TERRE HAUTE, Indiana — As we approach Terre Haute, I expect to sense the growing tension, an accumulation of dread and fear and curiosity. Signs of the impending execution will begin to appear at least a few miles out, I imagine. Homemade posters, bumper stickers, traffic jams.

In reality, the highway is the same as in Indianapolis, in Richmond, in Dayton, Ohio. There is no increased activity or any visible signs of what is about to happen. The only perceptible change is the knot beginning to form in my stomach. I had managed to ward it off for the past two days, but it is back.

As soon as we exit the highway onto Route 41, there is a flashing road sign telling PRO DEMONSTRATORS to take one route and ANTI DEMONSTRATORS to take another. Apparently there will be no mingling of views outside the federal penitentiary. After some driving around, we finally find the compound. It lies to the southwest of central Terre Haute, not far from a small residential community and a half mile from a main strip-mall drag.

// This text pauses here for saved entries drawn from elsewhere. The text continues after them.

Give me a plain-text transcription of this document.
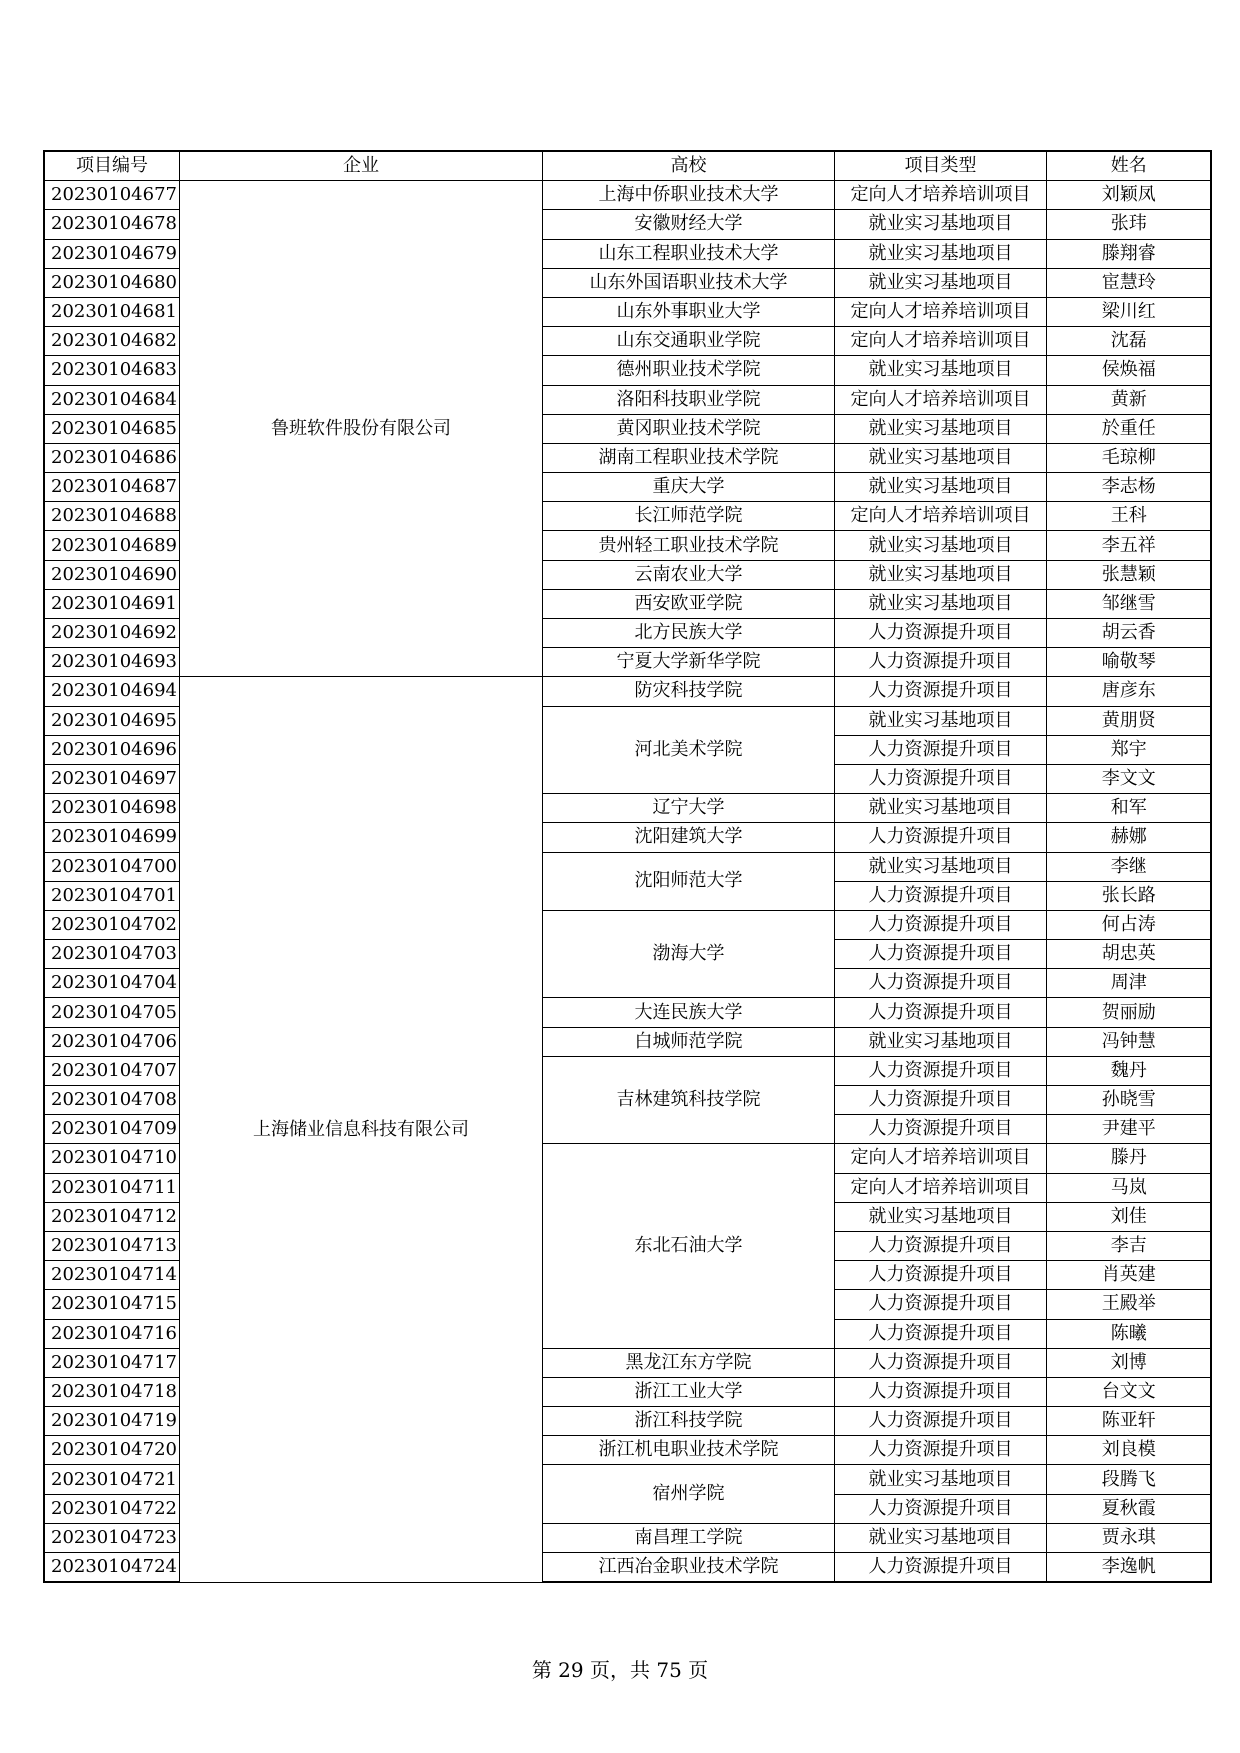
项目编号	企业	高校	项目类型	姓名
20230104677	鲁班软件股份有限公司	上海中侨职业技术大学	定向人才培养培训项目	刘颖凤
20230104678		安徽财经大学	就业实习基地项目	张玮
20230104679		山东工程职业技术大学	就业实习基地项目	滕翔睿
20230104680		山东外国语职业技术大学	就业实习基地项目	宦慧玲
20230104681		山东外事职业大学	定向人才培养培训项目	梁川红
20230104682		山东交通职业学院	定向人才培养培训项目	沈磊
20230104683		德州职业技术学院	就业实习基地项目	侯焕福
20230104684		洛阳科技职业学院	定向人才培养培训项目	黄新
20230104685		黄冈职业技术学院	就业实习基地项目	於重任
20230104686		湖南工程职业技术学院	就业实习基地项目	毛琼柳
20230104687		重庆大学	就业实习基地项目	李志杨
20230104688		长江师范学院	定向人才培养培训项目	王科
20230104689		贵州轻工职业技术学院	就业实习基地项目	李五祥
20230104690		云南农业大学	就业实习基地项目	张慧颖
20230104691		西安欧亚学院	就业实习基地项目	邹继雪
20230104692		北方民族大学	人力资源提升项目	胡云香
20230104693		宁夏大学新华学院	人力资源提升项目	喻敬琴
20230104694	上海储业信息科技有限公司	防灾科技学院	人力资源提升项目	唐彦东
20230104695		河北美术学院	就业实习基地项目	黄朋贤
20230104696			人力资源提升项目	郑宇
20230104697			人力资源提升项目	李文文
20230104698		辽宁大学	就业实习基地项目	和军
20230104699		沈阳建筑大学	人力资源提升项目	赫娜
20230104700		沈阳师范大学	就业实习基地项目	李继
20230104701			人力资源提升项目	张长路
20230104702		渤海大学	人力资源提升项目	何占涛
20230104703			人力资源提升项目	胡忠英
20230104704			人力资源提升项目	周津
20230104705		大连民族大学	人力资源提升项目	贺丽励
20230104706		白城师范学院	就业实习基地项目	冯钟慧
20230104707		吉林建筑科技学院	人力资源提升项目	魏丹
20230104708			人力资源提升项目	孙晓雪
20230104709			人力资源提升项目	尹建平
20230104710		东北石油大学	定向人才培养培训项目	滕丹
20230104711			定向人才培养培训项目	马岚
20230104712			就业实习基地项目	刘佳
20230104713			人力资源提升项目	李吉
20230104714			人力资源提升项目	肖英建
20230104715			人力资源提升项目	王殿举
20230104716			人力资源提升项目	陈曦
20230104717		黑龙江东方学院	人力资源提升项目	刘博
20230104718		浙江工业大学	人力资源提升项目	台文文
20230104719		浙江科技学院	人力资源提升项目	陈亚轩
20230104720		浙江机电职业技术学院	人力资源提升项目	刘良模
20230104721		宿州学院	就业实习基地项目	段腾飞
20230104722			人力资源提升项目	夏秋霞
20230104723		南昌理工学院	就业实习基地项目	贾永琪
20230104724		江西冶金职业技术学院	人力资源提升项目	李逸帆
第 29 页，共 75 页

The longest of the prison's three sides is bordered by Justice Road.

The buildings are set so far from the perimeter that you can hardly see them, making the whole something less than the imposing structure I had imagined, although it houses some 1,270 inmates and another 400 or so in an adjacent minimum security camp. Twenty of these are on death row. Tomorrow there will be 19. The question I had been asking myself endlessly at the beginning of our trip comes back to me now. What are we doing here?

The "media circus," as it has been called a hundred times, is more like a small carnival. But an orderly one. Television trucks are lined neatly on the lawn in front of the prison near a field of cheerful, white tents. It might be a county fair or a school science fair, albeit one that has attracted a gargantuan media presence.

Protesters bring puppets of Jesus and Uncle Sam

A relatively small contingent of anti-death penalty protesters, 30 or so, parade along the road near the main entrance as we drive around trying to find a place to park the RV. They wear brightly colored T-shirts and carry signs saying the usual things: Stop State Killing. Why do we kill someone who killed someone to teach someone that killing is wrong?

We decide to take a shot at getting press credentials. Having only planned this trip Thursday, we had not registered beforehand like any sensible, prepared journalists would have. The media registration office is 10 minutes from closing for good when we stroll in at nearly eight. Unfortunately, although Andy has an old Court TV press pass with him, I have nothing, not even a business card. To obtain the official Bureau of Prisons pass, I will need something with my photo and company name on it, the woman behind the desk tells me, sympathetic to my plight.

She then proceeds to describe a number of things I might do to fabricate such identification. Incredibly, she agrees to hold the office open for us until we can return with the goods.

We jump back into the RV and, following her directions, race to the Super K-Mart. There, using a Kodak do-it-yourself scanner, we cobble together a laughable combination of my New York State driver's license and part of Andy's business card, blown up accidentally to five by seven. One self-laminating kit and two careening turns later, we are back in the press office holding the most ridiculously poor fake ID ever made. And jumbo size.

"Looks great," she says, and hands over the official prison pass. She locks the door behind us as we leave, making us, it seems, the last reporters to register.

In the parking lot, the anti-death penalty protestors have gathered in front of the Journey of Hope bus. The group was started by a man whose grandmother was murdered but who still opposes capital punishment. They have two giant puppets, one of Jesus and one of Uncle Sam, which they later try to dismantle and wedge through the door of our RV when we offer them a ride. The demonstrators are professionals. They interview themselves while I hold the mike.

"Whenever you talk about abolition, people constantly say, well, you'd think different if it were your daughter. Well, the fact is many people do not think different when it happens to their family," says a Unitarian minister who is wearing a headband and short, gray ponytail. "You cannot breed healing out of violence any more than you can breed pit bulls and get canaries."

Catherine's fake ID

Wandering back toward the front gate, we encounter a slightly hungrier, more evidently religious group of protestors. They seem to make no distinction between talking to themselves and talking to others. We are greeted with the chewed-off ends of sentences started elsewhere. If there are pro-execution demonstrators here, we never see them.

Amazingly, two different officers scrutinize my fake ID at the front gate and still let me through. I can only hope they have better security inside the prison than out. I am glad to be within the perimeter where, oddly, there is more room to breathe. A wide expanse of grass separates the tents, and the chaos of the local TV station trucks, which must remain outside, seems remote.

We catch the first press briefing. It is a military, stiff affair. The spokesman speaks dispassionately about McVeigh's activities over the past few days (watching TV, sleeping regularly), his last meal (two pints of mint chocolate chip ice cream). But what strikes me most is his use of the inmate's full name. Timothy James McVeigh. It is impossible to hear it spoken that way without thinking of his parents choosing it, saying it for the first time.

We are beginning to unravel and stumble around. Walking back from the penitentiary alongside the highway in the dark Andy walks smack into a street sign.

"I am permanently thirsty," he says later.

It is 3:30, and, there is nothing to do but wait.